Pour cette femme à la voix douce mais ferme, le but n’est pas de se faire élire, mais plutôt d’organiser un nouveau mouvement anticapitaliste rassemblant les communautés indigènes après l’échéance de 2018, tout en rassemblant « bien au-delà du Mexique ».

– Antidote au ‘cancer’ –

Le pays est aujourd’hui confronté à la violence, l’impunité, la corruption et l’inégalité. « C’est comme un cancer », diagnostique Marichuy, qui estime la situation « presque sans espoir ».

Dans l’Etat de Jalisco, des entreprises minières « expulsent les gens de leur terre » avec l’appui des autorités « et même des narcotrafiquants », dénonce la guérisseuse.

Pour cette mère de trois enfants, « le peuple n’a plus confiance dans le gouvernement » parce qu’il est « de connivence » avec le crime organisé.

Cependant « on peut encore éradiquer » le mal, commente-t-elle, tout en avançant dans son petit jardin où poussent « du bougainvillier pour la toux et du romarin pour la digestion ».
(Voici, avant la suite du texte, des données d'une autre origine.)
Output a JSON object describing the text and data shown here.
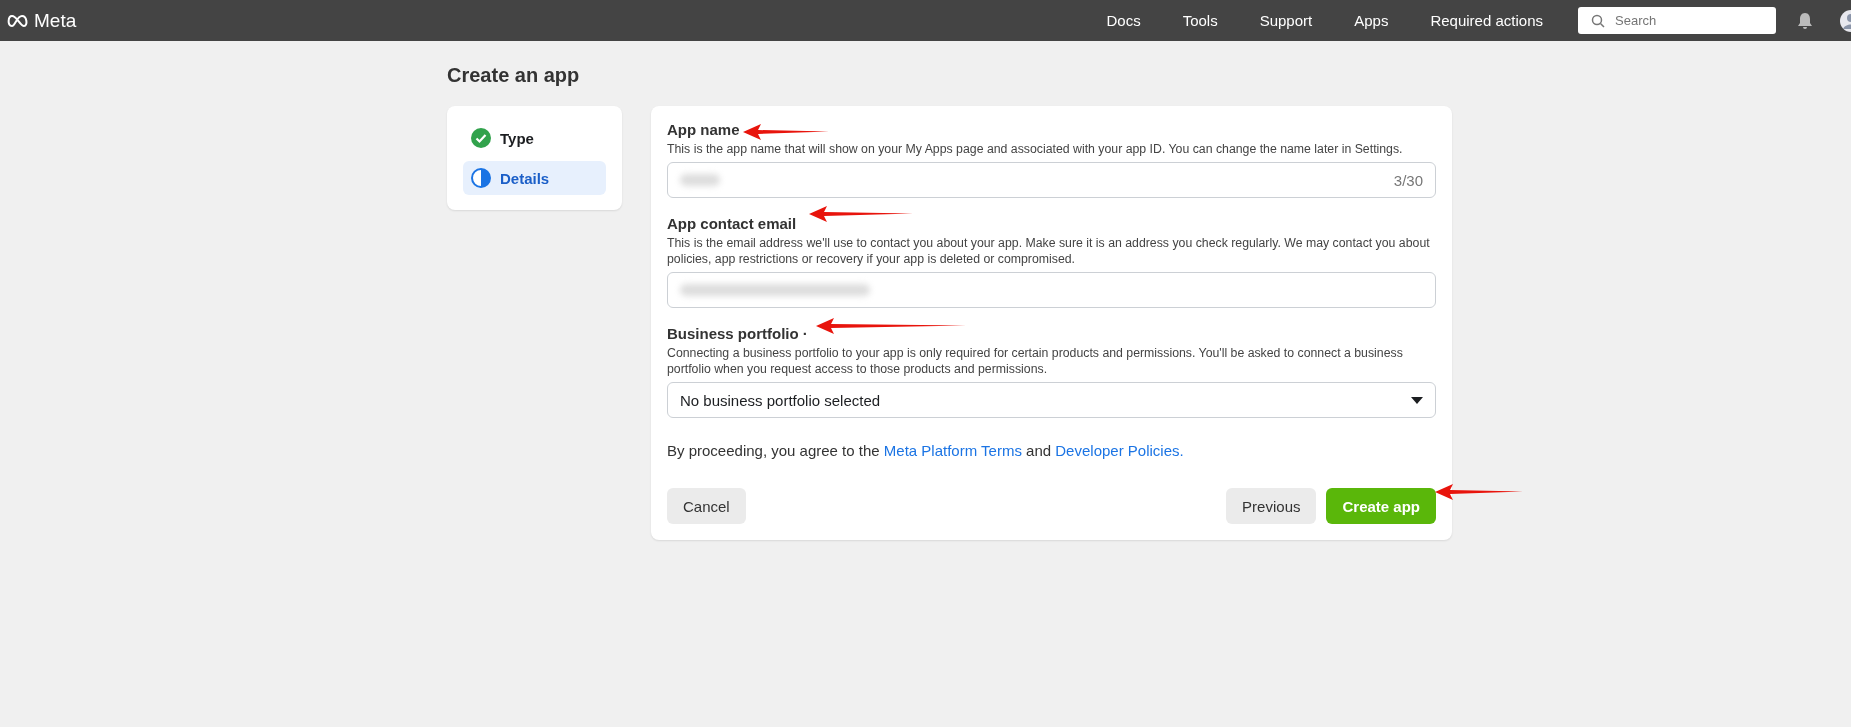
{
  "topbar": {
    "logo": "Meta",
    "nav": [
      {
        "label": "Docs"
      },
      {
        "label": "Tools"
      },
      {
        "label": "Support"
      },
      {
        "label": "Apps"
      },
      {
        "label": "Required actions"
      }
    ],
    "search": {
      "placeholder": "Search"
    }
  },
  "page_title": "Create an app",
  "steps": [
    {
      "label": "Type",
      "kind": "done",
      "selected": false
    },
    {
      "label": "Details",
      "kind": "current",
      "selected": true
    }
  ],
  "form": {
    "fields": [
      {
        "kind": "text",
        "label": "App name",
        "help": "This is the app name that will show on your My Apps page and associated with your app ID. You can change the name later in Settings.",
        "redacted": true,
        "counter": "3/30"
      },
      {
        "kind": "text",
        "label": "App contact email",
        "help": "This is the email address we'll use to contact you about your app. Make sure it is an address you check regularly. We may contact you about policies, app restrictions or recovery if your app is deleted or compromised.",
        "redacted": true
      },
      {
        "kind": "select",
        "label": "Business portfolio ·",
        "help": "Connecting a business portfolio to your app is only required for certain products and permissions. You'll be asked to connect a business portfolio when you request access to those products and permissions.",
        "value": "No business portfolio selected"
      }
    ],
    "agreement": {
      "before": "By proceeding, you agree to the ",
      "link1": "Meta Platform Terms",
      "middle": " and ",
      "link2": "Developer Policies."
    },
    "left_buttons": [
      {
        "label": "Cancel",
        "kind": "secondary"
      }
    ],
    "right_buttons": [
      {
        "label": "Previous",
        "kind": "secondary"
      },
      {
        "label": "Create app",
        "kind": "primary"
      }
    ]
  }
}
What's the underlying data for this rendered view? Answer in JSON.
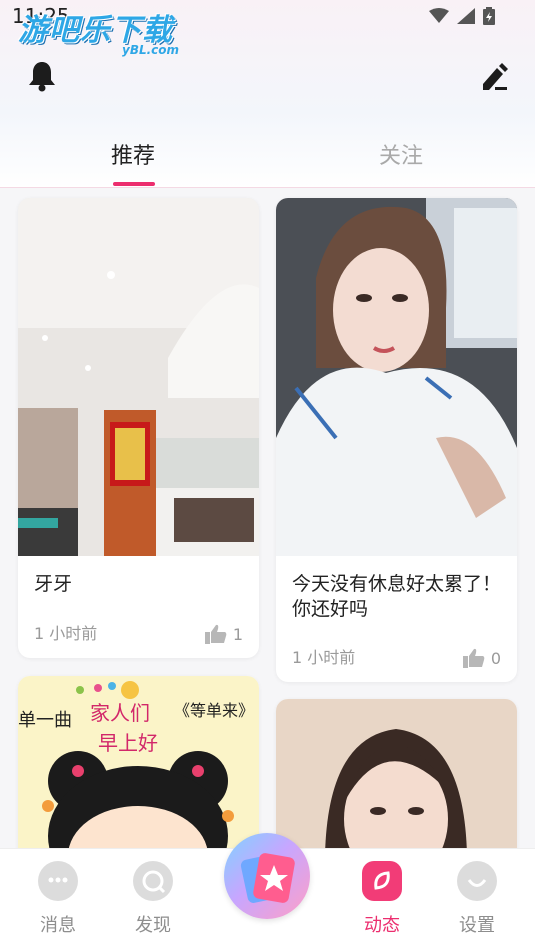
{
  "status_bar": {
    "time": "11:25"
  },
  "watermark": {
    "cn": "游吧乐下载",
    "en": "yBL.com"
  },
  "tabs": [
    {
      "label": "推荐",
      "active": true
    },
    {
      "label": "关注",
      "active": false
    }
  ],
  "cards": [
    {
      "title": "牙牙",
      "time": "1 小时前",
      "likes": "1",
      "image": "clinic reception interior photo"
    },
    {
      "title": "今天没有休息好太累了！你还好吗",
      "time": "1 小时前",
      "likes": "0",
      "image": "selfie of woman in white protective suit"
    },
    {
      "title": "",
      "time": "",
      "likes": "",
      "image": "cartoon girl 家人们 早上好 greeting picture"
    },
    {
      "title": "",
      "time": "",
      "likes": "",
      "image": "portrait of woman with long dark hair"
    }
  ],
  "bottom_nav": [
    {
      "label": "消息",
      "icon": "chat-icon"
    },
    {
      "label": "发现",
      "icon": "discover-icon"
    },
    {
      "label": "",
      "icon": "publish-star-icon"
    },
    {
      "label": "动态",
      "icon": "moments-icon",
      "active": true
    },
    {
      "label": "设置",
      "icon": "settings-icon"
    }
  ],
  "colors": {
    "accent": "#ec2d6e",
    "inactive": "#8e8e8e"
  }
}
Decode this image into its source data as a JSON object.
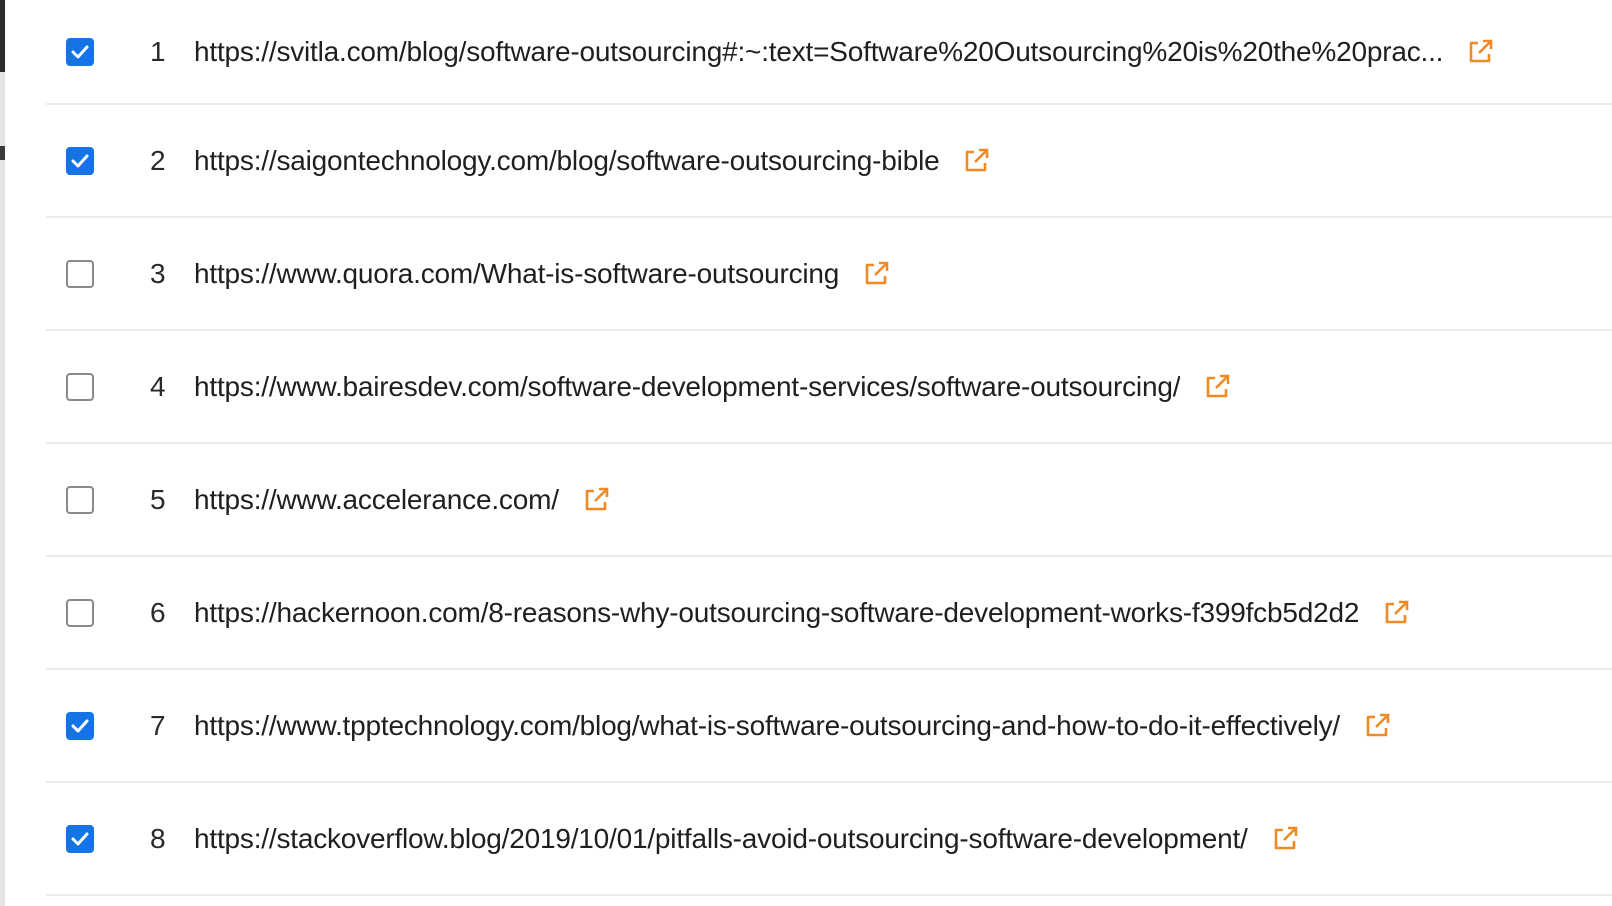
{
  "colors": {
    "checkbox_checked": "#1473e6",
    "external_link_icon": "#f08a24",
    "row_divider": "#ececec",
    "text": "#1f1f1f"
  },
  "rows": [
    {
      "index": "1",
      "checked": true,
      "url": "https://svitla.com/blog/software-outsourcing#:~:text=Software%20Outsourcing%20is%20the%20prac...",
      "icon": "external-link-icon"
    },
    {
      "index": "2",
      "checked": true,
      "url": "https://saigontechnology.com/blog/software-outsourcing-bible",
      "icon": "external-link-icon"
    },
    {
      "index": "3",
      "checked": false,
      "url": "https://www.quora.com/What-is-software-outsourcing",
      "icon": "external-link-icon"
    },
    {
      "index": "4",
      "checked": false,
      "url": "https://www.bairesdev.com/software-development-services/software-outsourcing/",
      "icon": "external-link-icon"
    },
    {
      "index": "5",
      "checked": false,
      "url": "https://www.accelerance.com/",
      "icon": "external-link-icon"
    },
    {
      "index": "6",
      "checked": false,
      "url": "https://hackernoon.com/8-reasons-why-outsourcing-software-development-works-f399fcb5d2d2",
      "icon": "external-link-icon"
    },
    {
      "index": "7",
      "checked": true,
      "url": "https://www.tpptechnology.com/blog/what-is-software-outsourcing-and-how-to-do-it-effectively/",
      "icon": "external-link-icon"
    },
    {
      "index": "8",
      "checked": true,
      "url": "https://stackoverflow.blog/2019/10/01/pitfalls-avoid-outsourcing-software-development/",
      "icon": "external-link-icon"
    }
  ]
}
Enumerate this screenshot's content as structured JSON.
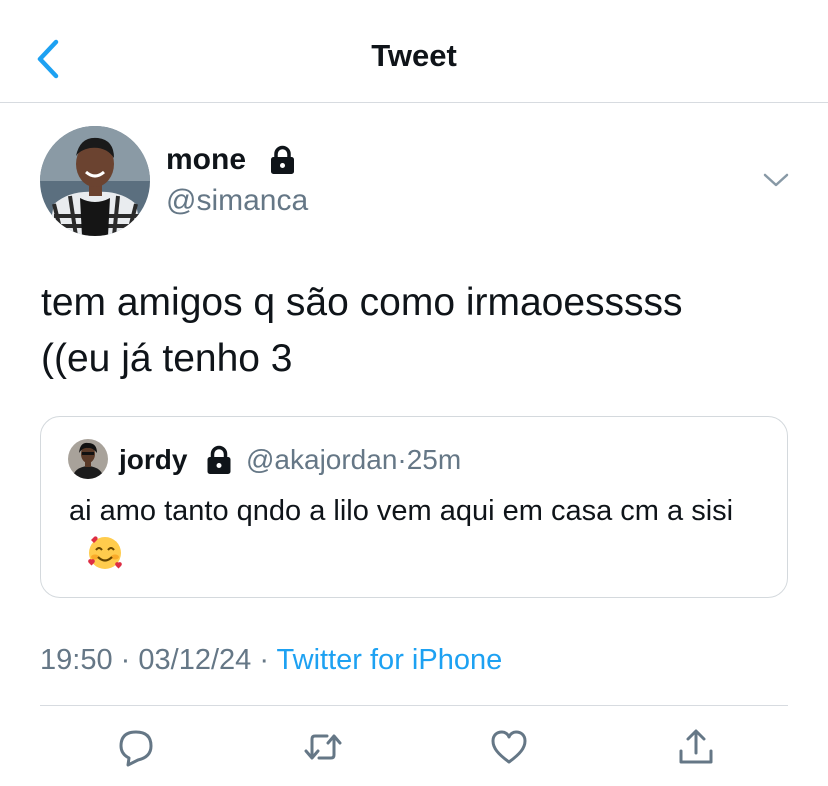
{
  "header": {
    "title": "Tweet",
    "back_icon": "chevron-left-icon"
  },
  "tweet": {
    "author_name": "mone",
    "handle": "@simanca",
    "protected_icon": "lock-icon",
    "menu_icon": "chevron-down-icon",
    "text_line1": "tem amigos q são como irmaoesssss",
    "text_line2": "((eu já tenho 3",
    "time": "19:50",
    "date": "03/12/24",
    "separator": "·",
    "source": "Twitter for iPhone"
  },
  "quoted_tweet": {
    "author_name": "jordy",
    "handle": "@akajordan",
    "separator": "·",
    "age": "25m",
    "text": "ai amo tanto qndo a lilo vem aqui em casa cm a sisi",
    "emoji": "🥰"
  },
  "actions": [
    "reply-icon",
    "retweet-icon",
    "like-icon",
    "share-icon"
  ],
  "colors": {
    "accent": "#1da1f2",
    "text": "#0f1419",
    "muted": "#657786",
    "divider": "#d7dbe0"
  }
}
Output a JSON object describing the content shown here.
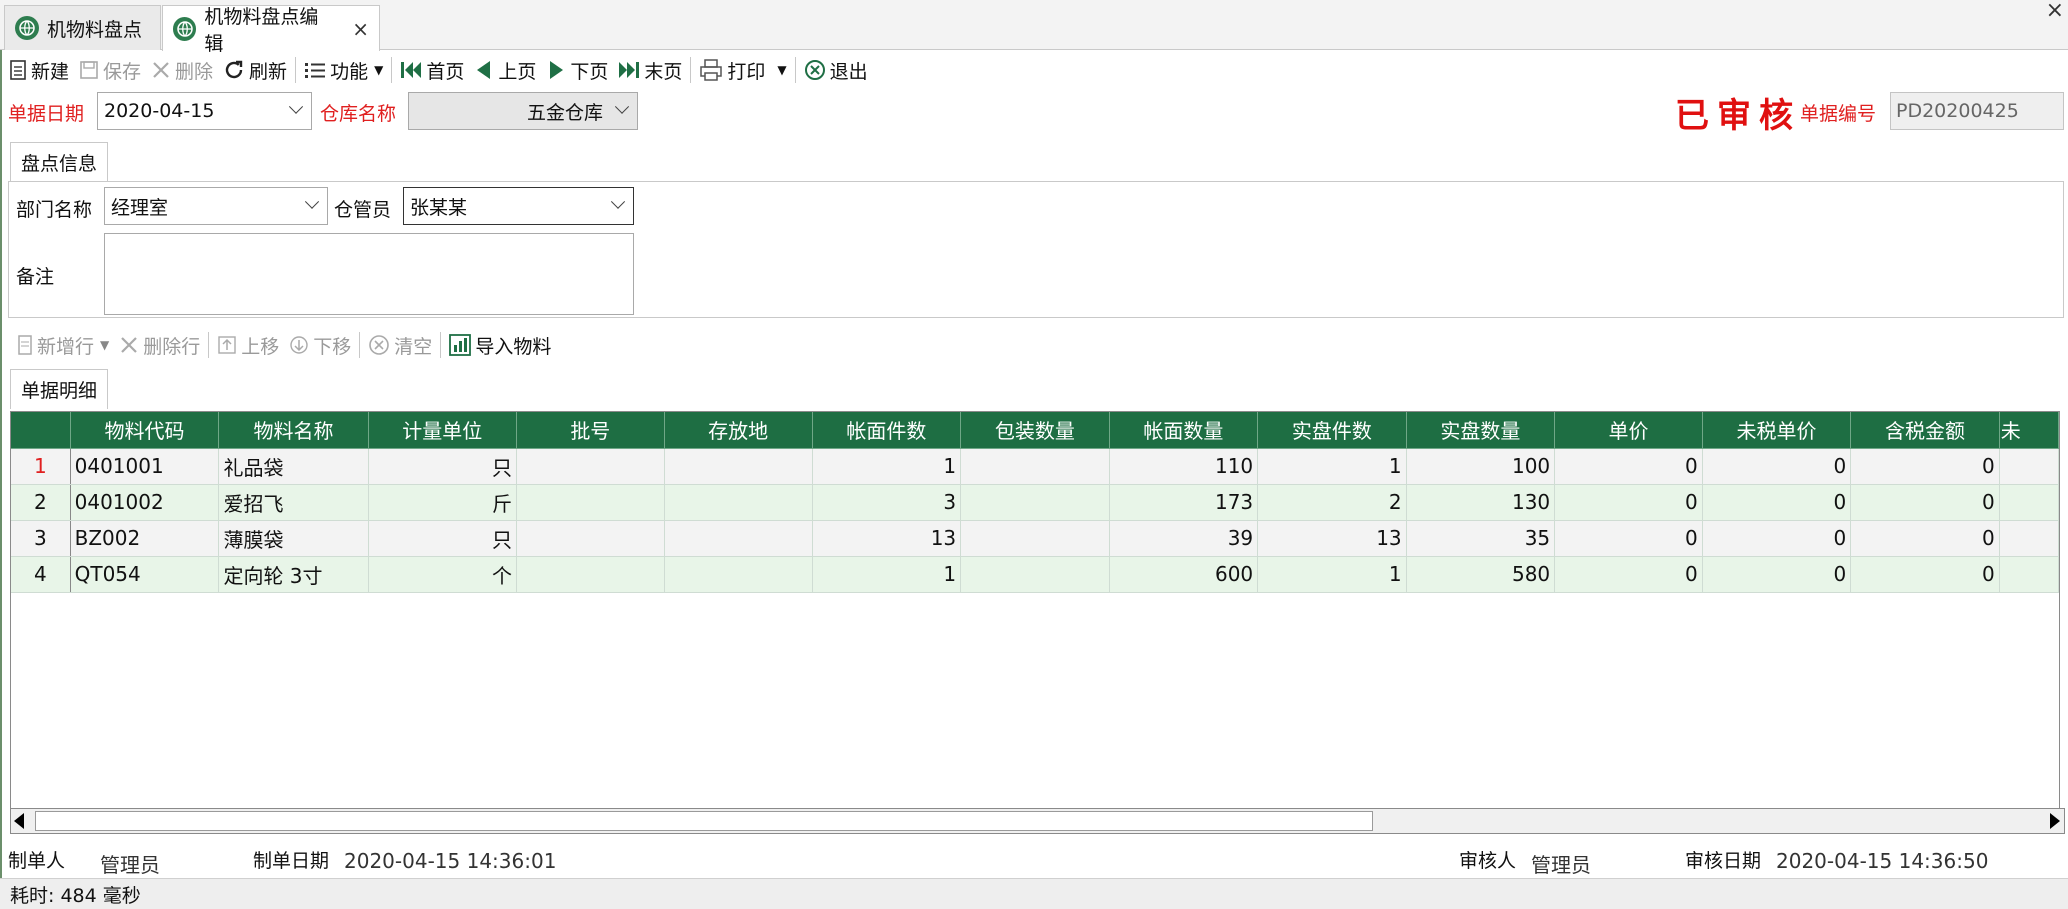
{
  "tabs": [
    {
      "label": "机物料盘点",
      "active": false
    },
    {
      "label": "机物料盘点编辑",
      "active": true
    }
  ],
  "window_close": "×",
  "toolbar": {
    "new": "新建",
    "save": "保存",
    "delete": "删除",
    "refresh": "刷新",
    "function": "功能",
    "first": "首页",
    "prev": "上页",
    "next": "下页",
    "last": "末页",
    "print": "打印",
    "exit": "退出"
  },
  "header": {
    "date_label": "单据日期",
    "date_value": "2020-04-15",
    "warehouse_label": "仓库名称",
    "warehouse_value": "五金仓库",
    "audit_stamp": "已审核",
    "doc_no_label": "单据编号",
    "doc_no_value": "PD20200425"
  },
  "info": {
    "tab_label": "盘点信息",
    "dept_label": "部门名称",
    "dept_value": "经理室",
    "keeper_label": "仓管员",
    "keeper_value": "张某某",
    "remark_label": "备注",
    "remark_value": ""
  },
  "detail_toolbar": {
    "add_row": "新增行",
    "delete_row": "删除行",
    "move_up": "上移",
    "move_down": "下移",
    "clear": "清空",
    "import": "导入物料"
  },
  "detail": {
    "tab_label": "单据明细",
    "columns": [
      "物料代码",
      "物料名称",
      "计量单位",
      "批号",
      "存放地",
      "帐面件数",
      "包装数量",
      "帐面数量",
      "实盘件数",
      "实盘数量",
      "单价",
      "未税单价",
      "含税金额",
      "未"
    ],
    "rows": [
      {
        "no": "1",
        "code": "0401001",
        "name": "礼品袋",
        "unit": "只",
        "batch": "",
        "place": "",
        "book_pcs": "1",
        "pack_qty": "",
        "book_qty": "110",
        "real_pcs": "1",
        "real_qty": "100",
        "price": "0",
        "notax_price": "0",
        "tax_amount": "0"
      },
      {
        "no": "2",
        "code": "0401002",
        "name": "爱招飞",
        "unit": "斤",
        "batch": "",
        "place": "",
        "book_pcs": "3",
        "pack_qty": "",
        "book_qty": "173",
        "real_pcs": "2",
        "real_qty": "130",
        "price": "0",
        "notax_price": "0",
        "tax_amount": "0"
      },
      {
        "no": "3",
        "code": "BZ002",
        "name": "薄膜袋",
        "unit": "只",
        "batch": "",
        "place": "",
        "book_pcs": "13",
        "pack_qty": "",
        "book_qty": "39",
        "real_pcs": "13",
        "real_qty": "35",
        "price": "0",
        "notax_price": "0",
        "tax_amount": "0"
      },
      {
        "no": "4",
        "code": "QT054",
        "name": "定向轮 3寸",
        "unit": "个",
        "batch": "",
        "place": "",
        "book_pcs": "1",
        "pack_qty": "",
        "book_qty": "600",
        "real_pcs": "1",
        "real_qty": "580",
        "price": "0",
        "notax_price": "0",
        "tax_amount": "0"
      }
    ]
  },
  "footer": {
    "maker_label": "制单人",
    "maker_value": "管理员",
    "make_date_label": "制单日期",
    "make_date_value": "2020-04-15 14:36:01",
    "auditor_label": "审核人",
    "auditor_value": "管理员",
    "audit_date_label": "审核日期",
    "audit_date_value": "2020-04-15 14:36:50"
  },
  "status": "耗时: 484 毫秒",
  "colors": {
    "grid_header": "#1e6e43",
    "required_label": "#e02020",
    "stamp": "#e01010",
    "even_row": "#e8f5e8"
  }
}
Disant vouloir « secouer les consciences », elle déplore que le président américain Donald Trump se soit retiré de l’Accord de Paris sur le climat: « Il ne se soucie pas de la vie des gens, il n’est pas intéressé par la planète ».

Elle déambule dans son laboratoire, où sont suspendus de grandes louches en bois, des passoires et des entonnoirs. Elle fait ici bouillir ses plantes, les déshydrate ou les réduit en poudre.

Son antidote au « cancer » du Mexique, prévient-elle, s’appuiera sur les sept principes du CNI: « Servir et ne pas être servi, construire et non détruire, représenter et non remplacer, convaincre et non vaincre, obéir et non commander, descendre et non monter, proposer et non imposer ».